The parents applaud.

Gutmann takes a hands-off approach to Club NF. "Other people come up with these things," he says. "I just say, 'What cool things can we do?' and other people come up with them."

But things like Club NF and the iPad apps fit with his philosophy that the NF Center should treat the whole patient, not just the tumors and neurons.

Dr. David Gutmann in the lab. He has been studying NF1 for more than twenty years. Slideshow: Kids with NF1 and their families at "Club NF"
Jennifer Silverberg
Dr. David Gutmann in the lab. He has been studying NF1 for more than twenty years. Slideshow: Kids with NF1 and their families at "Club NF"

"If you have an ego, you need to get out of science," he says. "Most of what we do now will, in 50 years, be a footnote. I've moved the field along. None of us are in it to be the face of NF. Fifty years from now, the best I can hope for is that someone will read one of my journal articles and say, 'That was cool — for that time.' I'm OK with that. We've made small, incremental advances."

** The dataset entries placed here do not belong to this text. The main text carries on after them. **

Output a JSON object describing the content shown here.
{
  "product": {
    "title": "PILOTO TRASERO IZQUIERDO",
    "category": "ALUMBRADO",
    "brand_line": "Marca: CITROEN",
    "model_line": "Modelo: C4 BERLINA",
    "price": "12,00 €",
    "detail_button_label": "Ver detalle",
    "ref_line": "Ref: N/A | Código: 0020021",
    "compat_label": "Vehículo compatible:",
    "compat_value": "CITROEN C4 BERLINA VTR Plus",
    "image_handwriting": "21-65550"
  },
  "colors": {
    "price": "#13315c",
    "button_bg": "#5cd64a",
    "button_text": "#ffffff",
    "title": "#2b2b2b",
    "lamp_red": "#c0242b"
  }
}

Gutmann still hopes to be able to raise the disease's public profile.

"In the Jerry Lewis telethon, you have the kid who can't walk," he explains. "It's easy to tug at the heartstrings and get people to write a check. With NF you have relatively normal kids with issues, or something really difficult to look at, like the adult with thousands of neurofibromas. Then you cross the line of empathy. It's a tough line to walk. You don't want to scare people off. NF1 patients are normal people with unpredictable lives."

Gutmann hasn't had much trouble, though, winning grants to fund his work in the lab. His latest project, funded by the James S. McDonnell Foundation, is to map the ecosystem of a mouse brain tumor. Like a diagram of an ecological ecosystem, the map will account for every single cell, protein, system and neurological pathway and how all the pieces work together.

"We want to take the system apart and see what makes it possible for it to function," he says. "No one has ever tried anything like this before."

Like Gutmann's previous collaborations, the project will involve researchers from disciplines throughout the university and beyond, from neurologists to mathematicians to radiologists to technicians who've developed microscopes to examine the individual cells. "It'll take us a year of quality first dates before we're all able to talk the same language," he says.

He's not sure if this map will be the one true guide to understanding the more puzzling aspects of NF1 that still elude him. In the meantime, he'll still be seeing patients and continuing his lab and clinical research.

"I'm fortunate to be able to do what I'm doing," he says. "People gripe about the changes in medical practice, the NIH's shrinking budget. I'm lucky. I have an opportunity every day to take care of individuals whose conditions I understand well. Then I get to unravel more of the mystery in the lab. I have a fantastic group of people in the NF Center to talk with. I can see what the future might look like. It's exciting to be part of that, exhilarating and fun."